The Florida legislature increased income eligibility for the scholarships earlier this year, making more middle income families eligible for the program. The latest move is part of a steady expansion of the tax scholarship system in recent years. The legislature created it in 2001. The original school voucher program which used public dollars to fund private school scholarships, was declared unconstitutional by the courts. The difference between it and the tax credit program, is that businesses get a break on their taxes if they donate to the various organizations that supply scholarships.
One of the main arguments against the program is that it siphons money that could have gone to public schools. Many of the private schools that benefit from the tax scholarship are religious in nature, and critics say the program skirts the line on Florida’s ban on sending public money to religious groups. But there’s a deeper issue at work in the debate over the program—and it’s one that FEA Vice President Joanne McCall taps in to.

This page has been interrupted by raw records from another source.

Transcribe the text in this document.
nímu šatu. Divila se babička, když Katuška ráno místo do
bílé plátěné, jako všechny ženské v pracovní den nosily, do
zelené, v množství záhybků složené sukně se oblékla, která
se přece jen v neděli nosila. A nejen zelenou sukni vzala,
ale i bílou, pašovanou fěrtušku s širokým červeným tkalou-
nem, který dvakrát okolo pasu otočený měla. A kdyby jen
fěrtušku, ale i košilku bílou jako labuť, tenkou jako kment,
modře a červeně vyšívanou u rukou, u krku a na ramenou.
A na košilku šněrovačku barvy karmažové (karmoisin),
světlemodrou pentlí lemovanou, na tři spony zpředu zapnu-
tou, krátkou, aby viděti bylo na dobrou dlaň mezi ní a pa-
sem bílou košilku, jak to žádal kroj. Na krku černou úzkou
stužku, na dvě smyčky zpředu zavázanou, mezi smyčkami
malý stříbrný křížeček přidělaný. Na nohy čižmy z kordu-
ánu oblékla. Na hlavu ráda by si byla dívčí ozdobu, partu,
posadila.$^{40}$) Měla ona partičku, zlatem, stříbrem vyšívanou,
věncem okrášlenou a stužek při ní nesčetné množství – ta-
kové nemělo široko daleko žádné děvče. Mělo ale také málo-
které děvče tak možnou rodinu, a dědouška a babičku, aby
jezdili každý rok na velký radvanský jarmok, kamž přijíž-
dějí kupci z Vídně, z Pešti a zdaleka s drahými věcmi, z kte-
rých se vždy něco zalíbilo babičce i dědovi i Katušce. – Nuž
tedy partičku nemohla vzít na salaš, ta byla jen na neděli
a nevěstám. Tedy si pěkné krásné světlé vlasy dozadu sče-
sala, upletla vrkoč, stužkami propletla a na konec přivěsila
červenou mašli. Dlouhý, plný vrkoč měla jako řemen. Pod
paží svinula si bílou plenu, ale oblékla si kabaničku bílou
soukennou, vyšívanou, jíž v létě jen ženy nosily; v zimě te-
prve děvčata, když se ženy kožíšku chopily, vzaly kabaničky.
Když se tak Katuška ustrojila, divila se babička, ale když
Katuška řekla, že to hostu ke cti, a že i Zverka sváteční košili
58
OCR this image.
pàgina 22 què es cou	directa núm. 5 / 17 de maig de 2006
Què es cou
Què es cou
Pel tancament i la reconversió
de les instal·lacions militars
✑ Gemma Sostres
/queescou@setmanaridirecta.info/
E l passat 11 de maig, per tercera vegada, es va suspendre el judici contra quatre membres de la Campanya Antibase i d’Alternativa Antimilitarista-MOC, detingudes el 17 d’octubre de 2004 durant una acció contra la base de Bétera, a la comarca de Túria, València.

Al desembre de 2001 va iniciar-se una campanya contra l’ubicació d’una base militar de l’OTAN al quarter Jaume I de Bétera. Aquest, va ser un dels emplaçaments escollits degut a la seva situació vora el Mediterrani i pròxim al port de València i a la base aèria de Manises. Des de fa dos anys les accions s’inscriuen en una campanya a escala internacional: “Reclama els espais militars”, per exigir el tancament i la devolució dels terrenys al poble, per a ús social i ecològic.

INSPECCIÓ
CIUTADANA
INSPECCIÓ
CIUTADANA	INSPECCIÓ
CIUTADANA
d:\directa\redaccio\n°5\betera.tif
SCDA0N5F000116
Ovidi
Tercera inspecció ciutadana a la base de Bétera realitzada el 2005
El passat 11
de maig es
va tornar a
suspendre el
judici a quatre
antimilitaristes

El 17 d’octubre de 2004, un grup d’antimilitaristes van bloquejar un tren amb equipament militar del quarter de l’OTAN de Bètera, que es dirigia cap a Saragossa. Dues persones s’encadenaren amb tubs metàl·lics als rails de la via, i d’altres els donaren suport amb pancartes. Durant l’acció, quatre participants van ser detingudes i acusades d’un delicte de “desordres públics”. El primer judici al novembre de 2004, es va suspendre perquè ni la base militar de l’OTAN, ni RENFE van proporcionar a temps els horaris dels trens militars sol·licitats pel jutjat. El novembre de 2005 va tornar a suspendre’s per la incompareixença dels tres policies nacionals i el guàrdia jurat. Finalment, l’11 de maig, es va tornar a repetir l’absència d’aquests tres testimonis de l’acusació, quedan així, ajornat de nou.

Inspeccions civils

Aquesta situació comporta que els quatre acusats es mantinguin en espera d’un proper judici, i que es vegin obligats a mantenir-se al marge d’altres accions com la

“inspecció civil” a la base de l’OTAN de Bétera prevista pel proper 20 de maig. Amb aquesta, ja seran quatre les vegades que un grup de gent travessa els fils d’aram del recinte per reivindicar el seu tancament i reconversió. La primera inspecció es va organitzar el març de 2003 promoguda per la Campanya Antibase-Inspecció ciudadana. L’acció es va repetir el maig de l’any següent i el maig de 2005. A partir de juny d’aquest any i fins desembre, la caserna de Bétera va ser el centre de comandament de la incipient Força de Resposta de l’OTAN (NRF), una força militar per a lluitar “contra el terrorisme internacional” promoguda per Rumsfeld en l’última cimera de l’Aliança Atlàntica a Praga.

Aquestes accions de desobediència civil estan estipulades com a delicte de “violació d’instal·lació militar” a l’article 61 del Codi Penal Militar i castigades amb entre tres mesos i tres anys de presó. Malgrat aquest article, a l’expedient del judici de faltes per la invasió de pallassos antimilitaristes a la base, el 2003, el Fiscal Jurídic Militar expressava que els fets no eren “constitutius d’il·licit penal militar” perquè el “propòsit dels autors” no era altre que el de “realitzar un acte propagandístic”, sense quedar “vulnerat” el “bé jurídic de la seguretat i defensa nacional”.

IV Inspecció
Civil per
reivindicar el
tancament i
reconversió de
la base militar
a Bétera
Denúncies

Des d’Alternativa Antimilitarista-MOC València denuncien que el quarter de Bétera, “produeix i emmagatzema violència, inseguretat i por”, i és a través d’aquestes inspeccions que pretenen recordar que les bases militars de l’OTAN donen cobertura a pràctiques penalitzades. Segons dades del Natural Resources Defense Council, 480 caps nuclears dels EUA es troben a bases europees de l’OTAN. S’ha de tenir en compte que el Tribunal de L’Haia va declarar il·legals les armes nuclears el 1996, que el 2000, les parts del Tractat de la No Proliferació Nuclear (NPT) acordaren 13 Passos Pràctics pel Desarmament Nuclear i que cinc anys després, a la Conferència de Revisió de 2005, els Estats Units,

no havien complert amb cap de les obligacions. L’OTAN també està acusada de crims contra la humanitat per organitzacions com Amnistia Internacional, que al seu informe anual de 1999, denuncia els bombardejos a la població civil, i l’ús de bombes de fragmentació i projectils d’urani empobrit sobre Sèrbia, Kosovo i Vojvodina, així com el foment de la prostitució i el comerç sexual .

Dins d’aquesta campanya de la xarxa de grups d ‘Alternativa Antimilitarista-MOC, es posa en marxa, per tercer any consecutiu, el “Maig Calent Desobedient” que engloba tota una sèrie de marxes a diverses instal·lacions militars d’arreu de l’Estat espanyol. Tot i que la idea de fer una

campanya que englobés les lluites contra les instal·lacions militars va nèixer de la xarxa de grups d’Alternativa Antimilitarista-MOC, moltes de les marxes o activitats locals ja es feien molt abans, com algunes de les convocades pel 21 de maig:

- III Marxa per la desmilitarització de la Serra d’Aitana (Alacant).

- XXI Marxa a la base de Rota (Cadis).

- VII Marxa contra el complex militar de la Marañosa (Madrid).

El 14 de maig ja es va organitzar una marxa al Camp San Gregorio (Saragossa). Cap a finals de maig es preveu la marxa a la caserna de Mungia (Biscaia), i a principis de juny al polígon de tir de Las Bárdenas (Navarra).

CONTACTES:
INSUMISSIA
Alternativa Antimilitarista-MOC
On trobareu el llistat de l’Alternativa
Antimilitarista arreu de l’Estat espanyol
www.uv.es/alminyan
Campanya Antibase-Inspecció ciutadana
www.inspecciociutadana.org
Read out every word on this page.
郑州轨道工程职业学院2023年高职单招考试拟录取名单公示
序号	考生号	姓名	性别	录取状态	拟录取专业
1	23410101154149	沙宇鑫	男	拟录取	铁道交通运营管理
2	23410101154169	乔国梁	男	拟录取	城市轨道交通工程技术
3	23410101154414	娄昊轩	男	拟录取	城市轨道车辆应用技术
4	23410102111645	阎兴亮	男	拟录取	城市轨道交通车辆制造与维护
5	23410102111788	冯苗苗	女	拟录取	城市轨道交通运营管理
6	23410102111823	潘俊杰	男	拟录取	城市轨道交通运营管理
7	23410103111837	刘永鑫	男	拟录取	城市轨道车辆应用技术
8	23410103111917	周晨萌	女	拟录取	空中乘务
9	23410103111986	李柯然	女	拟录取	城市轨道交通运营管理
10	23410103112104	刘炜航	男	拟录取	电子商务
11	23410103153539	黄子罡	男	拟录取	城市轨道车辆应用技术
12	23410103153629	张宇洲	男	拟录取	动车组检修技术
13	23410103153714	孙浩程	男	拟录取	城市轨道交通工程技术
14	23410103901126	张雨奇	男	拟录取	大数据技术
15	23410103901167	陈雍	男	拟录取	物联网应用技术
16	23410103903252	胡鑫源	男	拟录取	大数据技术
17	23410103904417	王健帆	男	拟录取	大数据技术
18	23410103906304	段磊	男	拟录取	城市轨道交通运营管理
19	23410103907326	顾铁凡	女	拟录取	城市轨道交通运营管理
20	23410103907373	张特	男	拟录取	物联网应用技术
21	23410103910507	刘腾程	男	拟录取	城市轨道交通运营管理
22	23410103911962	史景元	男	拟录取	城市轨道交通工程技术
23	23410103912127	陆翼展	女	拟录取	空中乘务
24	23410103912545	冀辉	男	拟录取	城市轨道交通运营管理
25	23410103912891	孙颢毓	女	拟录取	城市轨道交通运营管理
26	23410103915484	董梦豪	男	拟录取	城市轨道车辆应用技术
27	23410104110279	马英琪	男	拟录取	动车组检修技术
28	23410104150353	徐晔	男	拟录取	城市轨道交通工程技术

“We have to stop the voucher system, and make them fund public schools appropriately so we can make sure all our schools are successful schools and all our students can achieve," she says. "People have a choice. If they want they can put their kids in private schools. That’s their right. But it’s not the public’s responsibility.”
People have the choice to send their children to private schools, public schools, charter schools, or even home school if they chose to, and if the tax scholarship were to be declared unconstitutional and stop—the choice would still be there. But as Margaret Franklin, head of the private Franklin Academy in Tallahassee points out, choice, and the means to act on that choice, are separate things.
“Lower economic students, they don’t have a choice, because these things cost money. You can’t go to any private school for free.”
The lawsuit’s plaintiffs say the state has effectively created two unequal and parallel educational systems, where teachers and students operate under different rules. Private schools don’t have to use state teaching standards or administer state exams, teachers are evaluated and paid differently. Florida’s constitution mandates a uniform system of public education.
There are at least two other lawsuits pending in the courts against the tax scholarship program, including a broader suit recently joined by the League of Women Voters alleging the state isn’t properly funding its public schools.